The magic lies in the second generation Enmotus smart NVMe SSD Windows driver, derived from our first generation FuzeDrive software deployed with millions of PC motherboards. This smart layer of software ensures that all the heavy read and write activity, that can quickly wear out an SSD, go to the pSLC region. Because this region is permanent, this means the data can stay there as long as it needs based on an intelligent machine learning algorithm, in effect attenuating write traffic to the QLC. This requires fast, unobtrusive, advanced storage virtualization and sub-file data migration that works on demand to ensure intelligent data placement. This intelligent data movement is the opposite of the caching model adopted today in many storage systems, including dynamic SLC based SSDs which still treats QLC as the ultimate destination for all data.

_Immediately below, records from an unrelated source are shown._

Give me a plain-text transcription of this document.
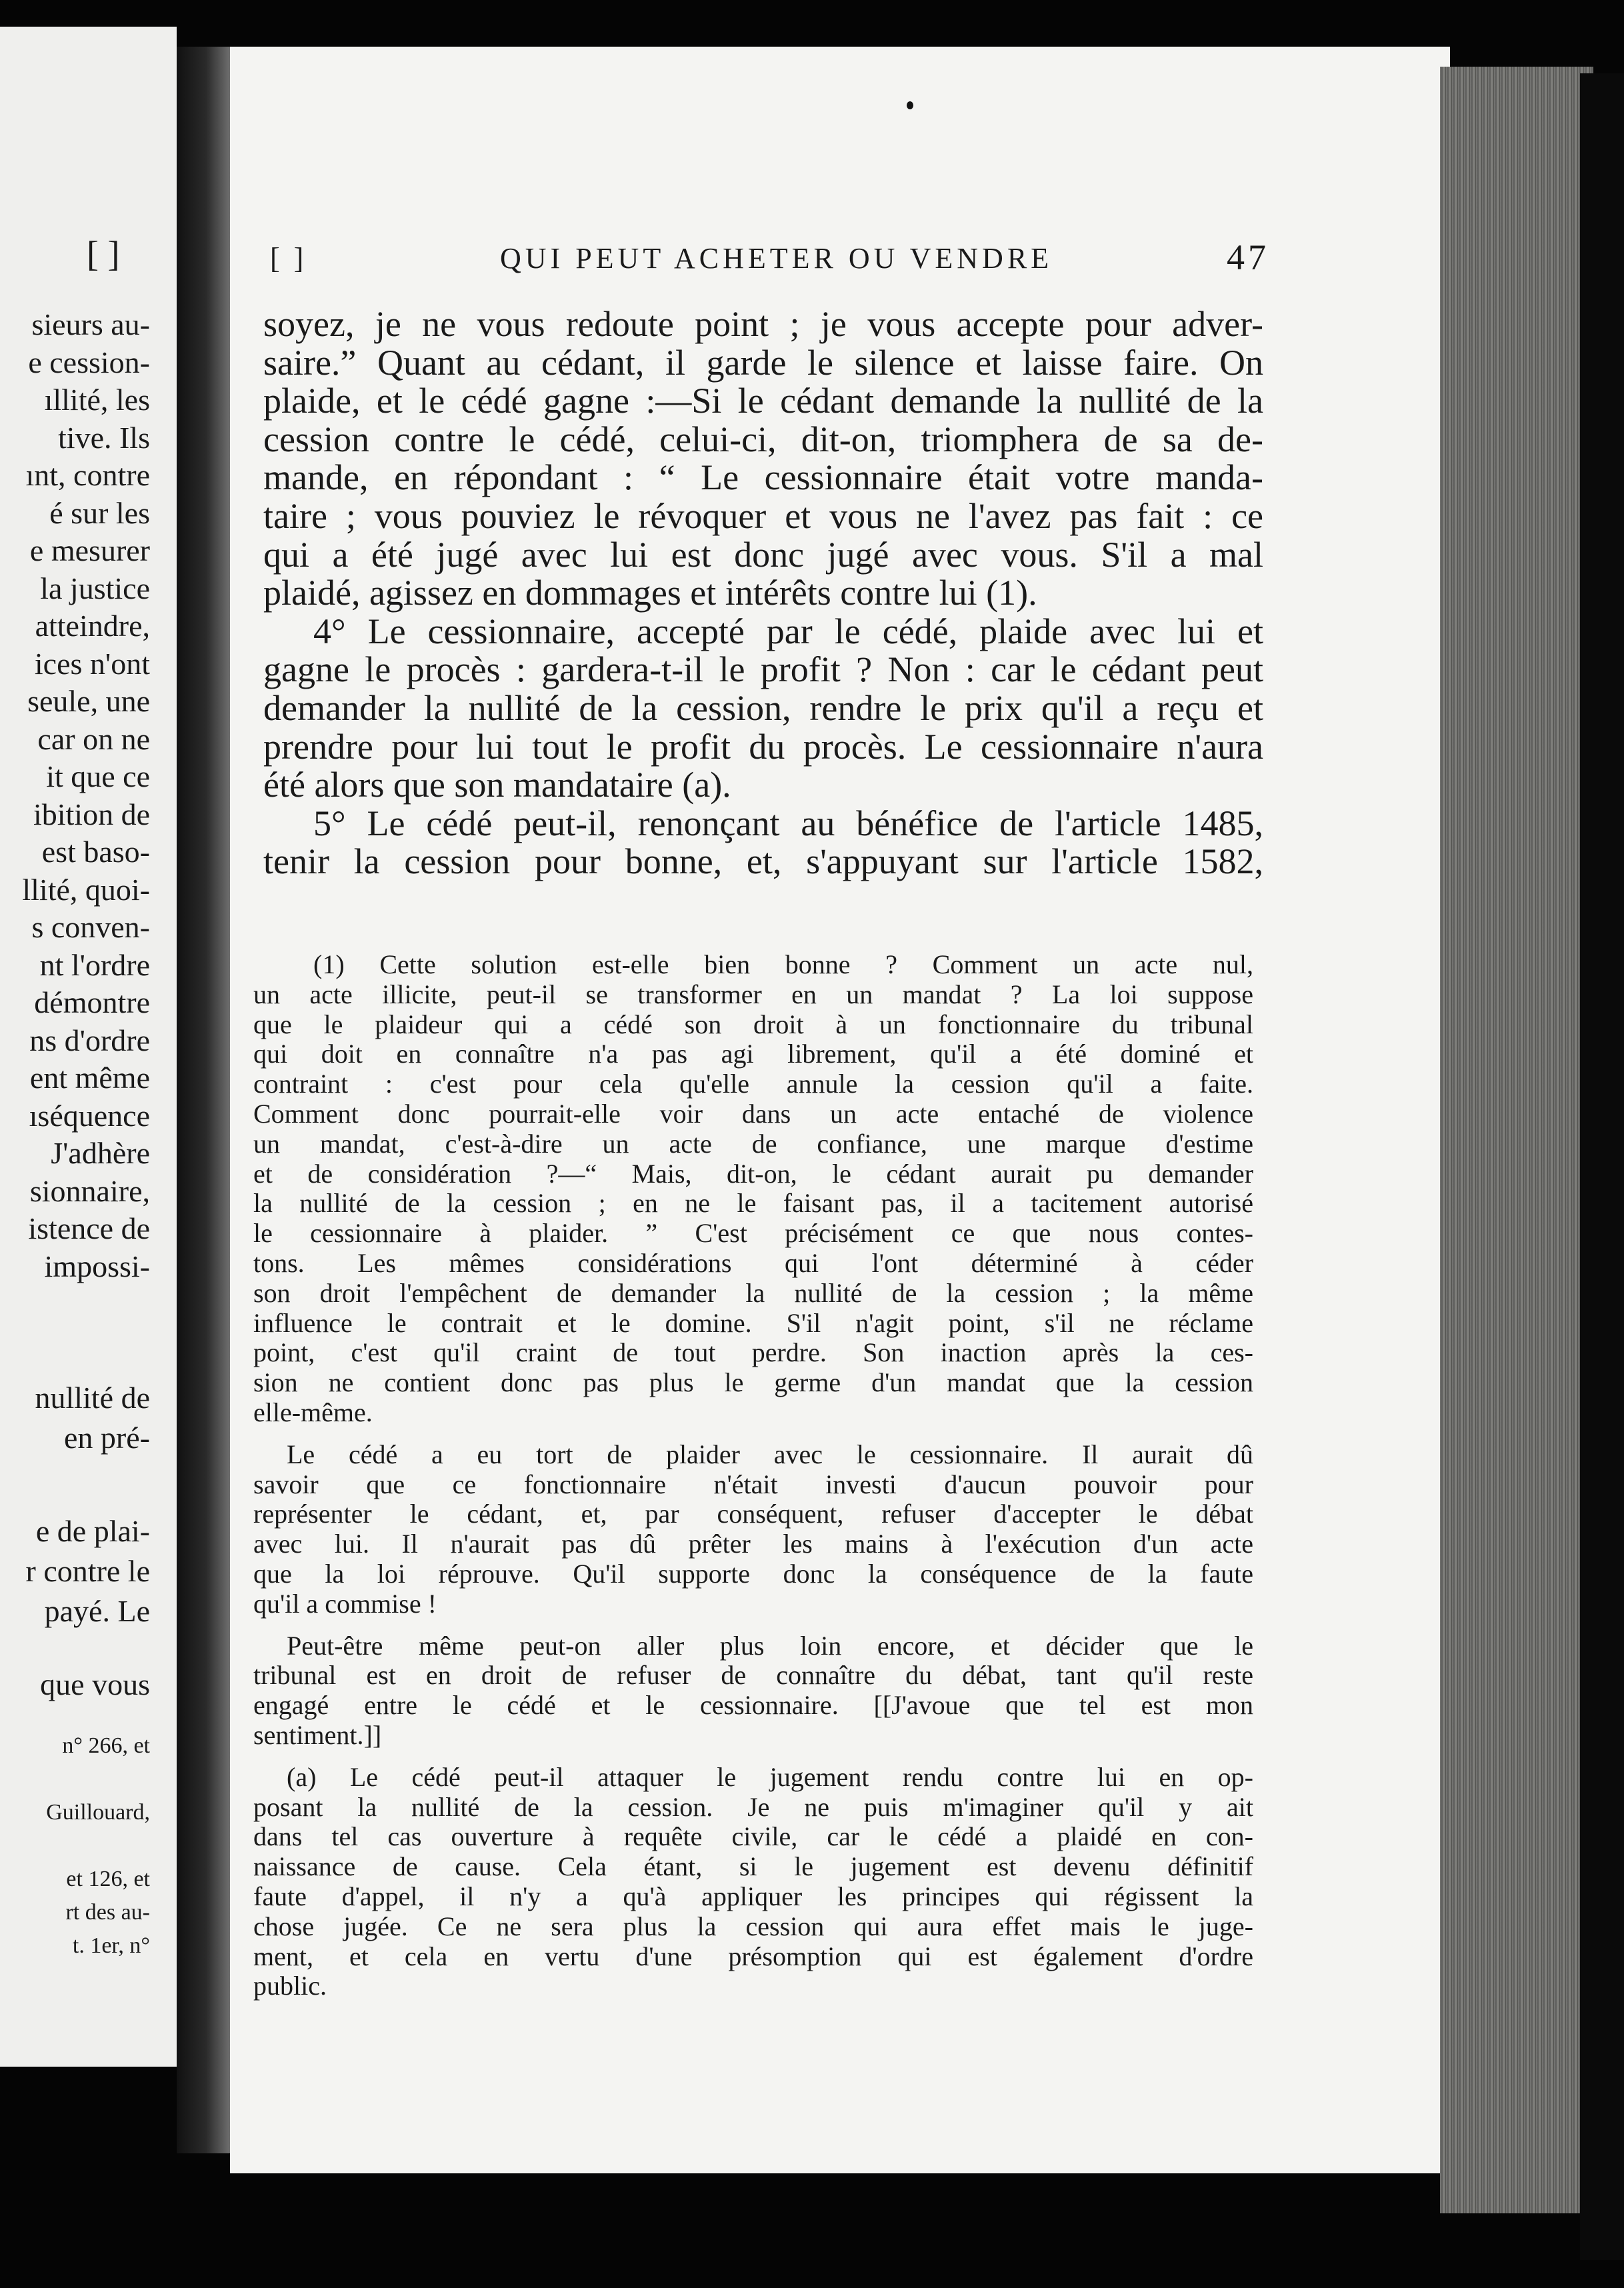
[ ]
sieurs au-
e cession-
ıllité, les
tive. Ils
ınt, contre
é sur les
e mesurer
la justice
atteindre,
ices n'ont
seule, une
car on ne
it que ce
ibition de
est baso-
llité, quoi-
s conven-
nt l'ordre
démontre
ns d'ordre
ent même
ıséquence
J'adhère
sionnaire,
istence de
impossi-
nullité de
en pré-
e de plai-
r contre le
payé. Le
que vous
n° 266, et
Guillouard,
et 126, et
rt des au-
t. 1er, n°
[ ]	QUI PEUT ACHETER OU VENDRE	47
soyez, je ne vous redoute point ; je vous accepte pour adver-
saire.” Quant au cédant, il garde le silence et laisse faire. On
plaide, et le cédé gagne :—Si le cédant demande la nullité de la
cession contre le cédé, celui-ci, dit-on, triomphera de sa de-
mande, en répondant : “ Le cessionnaire était votre manda-
taire ; vous pouviez le révoquer et vous ne l'avez pas fait : ce
qui a été jugé avec lui est donc jugé avec vous. S'il a mal
plaidé, agissez en dommages et intérêts contre lui (1).
4° Le cessionnaire, accepté par le cédé, plaide avec lui et
gagne le procès : gardera-t-il le profit ? Non : car le cédant peut
demander la nullité de la cession, rendre le prix qu'il a reçu et
prendre pour lui tout le profit du procès. Le cessionnaire n'aura
été alors que son mandataire (a).
5° Le cédé peut-il, renonçant au bénéfice de l'article 1485,
tenir la cession pour bonne, et, s'appuyant sur l'article 1582,
(1) Cette solution est-elle bien bonne ? Comment un acte nul,
un acte illicite, peut-il se transformer en un mandat ? La loi suppose
que le plaideur qui a cédé son droit à un fonctionnaire du tribunal
qui doit en connaître n'a pas agi librement, qu'il a été dominé et
contraint : c'est pour cela qu'elle annule la cession qu'il a faite.
Comment donc pourrait-elle voir dans un acte entaché de violence
un mandat, c'est-à-dire un acte de confiance, une marque d'estime
et de considération ?—“ Mais, dit-on, le cédant aurait pu demander
la nullité de la cession ; en ne le faisant pas, il a tacitement autorisé
le cessionnaire à plaider. ” C'est précisément ce que nous contes-
tons. Les mêmes considérations qui l'ont déterminé à céder
son droit l'empêchent de demander la nullité de la cession ; la même
influence le contrait et le domine. S'il n'agit point, s'il ne réclame
point, c'est qu'il craint de tout perdre. Son inaction après la ces-
sion ne contient donc pas plus le germe d'un mandat que la cession
elle-même.
Le cédé a eu tort de plaider avec le cessionnaire. Il aurait dû
savoir que ce fonctionnaire n'était investi d'aucun pouvoir pour
représenter le cédant, et, par conséquent, refuser d'accepter le débat
avec lui. Il n'aurait pas dû prêter les mains à l'exécution d'un acte
que la loi réprouve. Qu'il supporte donc la conséquence de la faute
qu'il a commise !
Peut-être même peut-on aller plus loin encore, et décider que le
tribunal est en droit de refuser de connaître du débat, tant qu'il reste
engagé entre le cédé et le cessionnaire. [[J'avoue que tel est mon
sentiment.]]
(a) Le cédé peut-il attaquer le jugement rendu contre lui en op-
posant la nullité de la cession. Je ne puis m'imaginer qu'il y ait
dans tel cas ouverture à requête civile, car le cédé a plaidé en con-
naissance de cause. Cela étant, si le jugement est devenu définitif
faute d'appel, il n'y a qu'à appliquer les principes qui régissent la
chose jugée. Ce ne sera plus la cession qui aura effet mais le juge-
ment, et cela en vertu d'une présomption qui est également d'ordre
public.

It's ironic that these devices using traditional data caching techniques still insist on treating the QLC as the "reliable" storage tier when it's not!

The nice thing is that users now have a guaranteed 128GB pSLC SSD plus 1.5TB QLC all in a single 1.6TB device for example. We are betting that many users want a better balance of performance, endurance and capacity and not just cheap capacity. The result from our standpoint is a new "gold" class of performance-endurance for QLC SSDs normally associated with the likes of MLC based Samsung PRO devices. This contrasts with the lower "bronze" class of endurance that we are seeing with today’s QLC SSDs .

At last, my fictitious Mini now has great performance and I can drive it for 100,000 miles!